The synthesis of highly structured small RNAs containing nonstandard nucleotides is of high interest for structural and functional investigations. A general approach is the joining, by T4 DNA ligase-mediated splinted ligation, of two or more RNA fragments, each of which may contain its own set of modified nucleotides. The RNA fragments hybridize with a complementary DNA splint to form a ternary ligation-competent-complex (LCC), which is then turned over by the DNA ligase. We studied the formation of the LCC and its precursors using size exclusion chromatography combined with a fluorescence detector. The spatial proximity of two cyanine-dye-labeled RNA fragments in LCCs was detected by monitoring FRET. An observed correlation of LCC formation and ligation yields suggests the use of long splints to stabilize LCCs. Splint oligos of increasing length, which in general appear to reduce the number of different hybridization intermediate species found in a reaction mixture, were applied to the synthesis by T4-DNA-ligation of two highly structured target molecules, one a 73 mer tRNA, the other a 49 mer synthetic ribozyme. A stable LCC could be isolated and turned over with>95% ligation efficiency. In conclusion, the use of long splints presents a generally applicable means to overcome the low propensity of highly structured RNAs for hybridization, and thus to significantly improve ligation efficiencies.

FIGURE 1.

Splint ligation of mitochondrial tRNA^Lys. (A) composition of ARI, DRI, and LCC; phosphates necessary for ligation are indicated by “p,” and hydroxyl groups necessary for ligation are indicated by “OH”.; DNA splints are in light gray; the phosphate acceptor RNA is in green and the donor RNA in red throughout the figure. (B) Splints of 30, 40, 50, and 73 nucleotides and RNA fragments TR5 and TR3. (C) tRNA^Lys with attachment sites for Cy3 and Cy5. The ligation site is indicated in blue. (D) PAGE of ligation reactions mediated by a 30mer splint at different temperatures. (Lane 1) Unligated fragments TR3,TR5. (Lanes 2–5) Ligation reactions at 15° C, 20° C, 25° C, and 30° C. (Lane 6) Contains size markers, TR3, TR5, and full-length product originating from an unrelated synthesis.

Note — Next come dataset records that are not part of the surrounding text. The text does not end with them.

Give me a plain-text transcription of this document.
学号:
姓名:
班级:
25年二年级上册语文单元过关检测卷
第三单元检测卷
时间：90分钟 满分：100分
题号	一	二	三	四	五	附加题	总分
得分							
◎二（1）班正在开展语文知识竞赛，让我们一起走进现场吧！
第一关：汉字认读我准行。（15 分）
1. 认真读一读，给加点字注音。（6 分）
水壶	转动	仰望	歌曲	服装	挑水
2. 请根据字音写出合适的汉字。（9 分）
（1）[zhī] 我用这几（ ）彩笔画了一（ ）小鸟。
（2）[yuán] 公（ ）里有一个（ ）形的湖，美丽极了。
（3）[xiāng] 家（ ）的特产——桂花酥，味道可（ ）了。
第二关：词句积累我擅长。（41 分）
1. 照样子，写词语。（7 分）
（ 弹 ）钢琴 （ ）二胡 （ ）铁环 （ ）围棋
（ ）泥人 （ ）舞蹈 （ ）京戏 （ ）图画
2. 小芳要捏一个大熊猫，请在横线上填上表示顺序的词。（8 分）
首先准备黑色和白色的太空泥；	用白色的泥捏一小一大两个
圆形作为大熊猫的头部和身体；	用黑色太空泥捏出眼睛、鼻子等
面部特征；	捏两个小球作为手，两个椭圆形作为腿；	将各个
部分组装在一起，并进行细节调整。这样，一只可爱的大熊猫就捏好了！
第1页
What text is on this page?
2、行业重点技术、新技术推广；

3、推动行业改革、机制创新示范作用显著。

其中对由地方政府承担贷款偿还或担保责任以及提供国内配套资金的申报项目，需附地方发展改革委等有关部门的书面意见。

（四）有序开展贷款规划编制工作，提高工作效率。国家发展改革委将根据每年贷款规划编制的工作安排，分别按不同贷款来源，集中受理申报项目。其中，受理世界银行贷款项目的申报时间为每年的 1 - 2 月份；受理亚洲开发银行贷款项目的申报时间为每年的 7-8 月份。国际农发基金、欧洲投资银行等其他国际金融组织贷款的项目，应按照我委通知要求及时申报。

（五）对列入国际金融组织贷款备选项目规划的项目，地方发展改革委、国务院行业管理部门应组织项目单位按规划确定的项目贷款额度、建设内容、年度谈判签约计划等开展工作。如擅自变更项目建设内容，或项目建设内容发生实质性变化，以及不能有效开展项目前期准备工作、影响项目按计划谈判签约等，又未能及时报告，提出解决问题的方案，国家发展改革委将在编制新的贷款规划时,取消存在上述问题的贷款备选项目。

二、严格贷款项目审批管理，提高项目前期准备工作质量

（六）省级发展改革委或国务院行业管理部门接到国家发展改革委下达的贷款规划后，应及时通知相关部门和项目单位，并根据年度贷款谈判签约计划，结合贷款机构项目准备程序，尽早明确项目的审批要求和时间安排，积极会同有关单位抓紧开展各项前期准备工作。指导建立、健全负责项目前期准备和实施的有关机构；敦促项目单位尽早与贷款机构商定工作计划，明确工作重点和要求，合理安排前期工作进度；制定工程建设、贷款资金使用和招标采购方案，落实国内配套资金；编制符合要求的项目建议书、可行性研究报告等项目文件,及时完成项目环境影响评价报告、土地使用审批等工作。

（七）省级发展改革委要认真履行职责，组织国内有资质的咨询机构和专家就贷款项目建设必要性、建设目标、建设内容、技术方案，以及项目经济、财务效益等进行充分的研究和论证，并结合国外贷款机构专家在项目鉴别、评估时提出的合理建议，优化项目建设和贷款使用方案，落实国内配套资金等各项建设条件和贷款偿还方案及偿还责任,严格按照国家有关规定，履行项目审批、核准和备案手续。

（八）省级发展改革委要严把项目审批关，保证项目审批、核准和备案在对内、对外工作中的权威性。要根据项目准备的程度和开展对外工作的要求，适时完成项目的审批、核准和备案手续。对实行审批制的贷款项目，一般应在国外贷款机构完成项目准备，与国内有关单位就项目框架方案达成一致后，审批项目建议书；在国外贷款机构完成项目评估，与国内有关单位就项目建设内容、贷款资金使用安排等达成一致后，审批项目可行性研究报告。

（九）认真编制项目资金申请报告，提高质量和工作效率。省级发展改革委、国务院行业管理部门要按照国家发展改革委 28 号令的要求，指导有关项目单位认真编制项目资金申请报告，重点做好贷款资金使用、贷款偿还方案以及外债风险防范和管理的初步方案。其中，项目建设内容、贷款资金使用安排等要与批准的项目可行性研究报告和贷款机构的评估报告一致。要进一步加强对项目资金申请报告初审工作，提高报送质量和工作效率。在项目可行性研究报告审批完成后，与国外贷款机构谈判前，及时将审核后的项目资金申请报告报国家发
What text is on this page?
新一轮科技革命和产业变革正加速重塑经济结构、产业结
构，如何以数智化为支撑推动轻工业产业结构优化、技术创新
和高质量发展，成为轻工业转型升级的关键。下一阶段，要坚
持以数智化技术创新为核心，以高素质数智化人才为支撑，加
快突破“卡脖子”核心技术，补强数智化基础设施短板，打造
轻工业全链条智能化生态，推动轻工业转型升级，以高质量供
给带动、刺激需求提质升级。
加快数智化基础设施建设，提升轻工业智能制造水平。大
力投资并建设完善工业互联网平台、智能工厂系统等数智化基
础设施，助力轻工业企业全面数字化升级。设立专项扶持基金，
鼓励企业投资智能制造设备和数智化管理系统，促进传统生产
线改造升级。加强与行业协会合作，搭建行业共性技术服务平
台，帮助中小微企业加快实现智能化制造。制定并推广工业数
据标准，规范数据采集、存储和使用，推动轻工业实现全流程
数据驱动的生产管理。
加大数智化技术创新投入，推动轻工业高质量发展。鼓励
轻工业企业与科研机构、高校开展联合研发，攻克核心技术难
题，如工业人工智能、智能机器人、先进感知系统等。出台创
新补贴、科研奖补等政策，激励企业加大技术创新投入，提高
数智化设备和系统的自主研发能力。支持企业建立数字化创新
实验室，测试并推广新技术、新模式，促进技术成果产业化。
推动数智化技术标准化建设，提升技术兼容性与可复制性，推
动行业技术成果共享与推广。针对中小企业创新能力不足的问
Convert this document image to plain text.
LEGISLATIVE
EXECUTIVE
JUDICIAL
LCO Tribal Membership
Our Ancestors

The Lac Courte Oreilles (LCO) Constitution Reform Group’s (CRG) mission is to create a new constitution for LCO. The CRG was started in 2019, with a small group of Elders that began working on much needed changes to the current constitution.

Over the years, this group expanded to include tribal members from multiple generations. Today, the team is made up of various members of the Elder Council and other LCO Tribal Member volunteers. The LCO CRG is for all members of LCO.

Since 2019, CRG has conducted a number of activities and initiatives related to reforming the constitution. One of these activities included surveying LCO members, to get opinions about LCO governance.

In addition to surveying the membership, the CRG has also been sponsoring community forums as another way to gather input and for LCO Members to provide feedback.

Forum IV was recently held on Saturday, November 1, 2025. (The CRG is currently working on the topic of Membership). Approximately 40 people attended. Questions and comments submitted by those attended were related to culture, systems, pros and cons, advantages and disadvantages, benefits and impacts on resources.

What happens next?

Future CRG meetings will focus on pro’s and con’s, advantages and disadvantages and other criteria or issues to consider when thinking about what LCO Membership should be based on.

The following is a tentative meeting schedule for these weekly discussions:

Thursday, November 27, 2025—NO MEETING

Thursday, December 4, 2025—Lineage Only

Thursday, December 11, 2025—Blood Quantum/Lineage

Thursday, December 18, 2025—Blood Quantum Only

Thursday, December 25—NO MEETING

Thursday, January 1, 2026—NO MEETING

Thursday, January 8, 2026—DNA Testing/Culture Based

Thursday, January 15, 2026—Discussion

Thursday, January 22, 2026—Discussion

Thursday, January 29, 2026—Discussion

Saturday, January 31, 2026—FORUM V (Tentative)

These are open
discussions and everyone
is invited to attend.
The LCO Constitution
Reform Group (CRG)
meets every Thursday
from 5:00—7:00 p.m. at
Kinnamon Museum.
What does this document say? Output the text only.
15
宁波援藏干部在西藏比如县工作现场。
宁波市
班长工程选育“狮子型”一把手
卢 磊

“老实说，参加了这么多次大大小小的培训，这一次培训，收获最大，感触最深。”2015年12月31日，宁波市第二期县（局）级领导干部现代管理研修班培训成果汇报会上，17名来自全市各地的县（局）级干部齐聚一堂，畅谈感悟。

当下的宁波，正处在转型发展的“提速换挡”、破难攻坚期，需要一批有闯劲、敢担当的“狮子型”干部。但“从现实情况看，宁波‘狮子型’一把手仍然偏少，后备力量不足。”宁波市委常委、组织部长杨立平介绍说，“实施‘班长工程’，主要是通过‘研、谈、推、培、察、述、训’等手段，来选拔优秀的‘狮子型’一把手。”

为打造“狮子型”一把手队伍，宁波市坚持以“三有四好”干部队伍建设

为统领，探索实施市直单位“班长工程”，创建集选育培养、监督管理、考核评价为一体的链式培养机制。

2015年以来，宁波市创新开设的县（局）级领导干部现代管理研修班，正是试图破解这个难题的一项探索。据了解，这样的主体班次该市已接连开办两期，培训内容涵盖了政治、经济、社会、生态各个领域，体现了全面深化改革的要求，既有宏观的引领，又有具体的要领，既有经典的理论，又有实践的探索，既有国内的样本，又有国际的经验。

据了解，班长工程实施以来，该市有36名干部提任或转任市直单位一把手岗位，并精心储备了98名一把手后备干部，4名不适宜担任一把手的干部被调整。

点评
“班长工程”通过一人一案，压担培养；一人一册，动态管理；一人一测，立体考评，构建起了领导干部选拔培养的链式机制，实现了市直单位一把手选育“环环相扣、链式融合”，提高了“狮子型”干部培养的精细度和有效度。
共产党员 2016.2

Total ligation yield and full-length product yield are indicated below the PAGE. (E) Dependence of ligation yield on splint DNA length. (Lane 1) Standard ligation without cDNA template. (Lane 2) Standard ligation to which T4-DNA ligase was added after incubation with DNase. (Lane 3) Unligated fragments TR3, TR5. (Lanes 4–7) Standard ligations with splints of different length. Samples in lanes 5,7,9,11 were incubated with DNase after the ligation reaction. (F) SEC profiles of hybridization mixtures monitored by absorption at different wavelengths. The length of the splint is indicated in each panel. ARIs, DRIs, RNA dimers, LCCs, and structural isoforms as identified by accompanying titration experiments are indicated.

FIGURE 2.

Splint ligation of a 49mer ribozyme. Three splint DNAs of 30, 40, and 49 nucleotides (nt) and the RNA fragments RZ5 (green) and RZ3 (red) were used in ligation studies. The color code is maintained throughout the figure. (A) Target ribozyme with attachment sites for Cy3 and Cy5. The ligation site is indicated in blue. (B) Dependence of ligation yield on splint DNA length. (Lane 1) Standard ligation without cDNA template. (Lane 2) Standard ligation to which T4-DNA ligase was added after incubation with DNase. (Lane 3) Unligated fragments RZ3, RZ5. (Lanes 4–6) Standard ligations with splint oligos of 49, 40, and 30 nt in length. As indicated by white lines between lanes 4 and 6, these lanes stem from the same gel, but lanes containing nonrelevant experiments have been omitted. (C) SEC profiles of hybridization mixtures monitored by absorption at different wavelengths and by FRET detection. The length of the splint is indicated in each panel. ARIs, DRIs, RNA dimers, LCCs, and structural isoforms are indicated.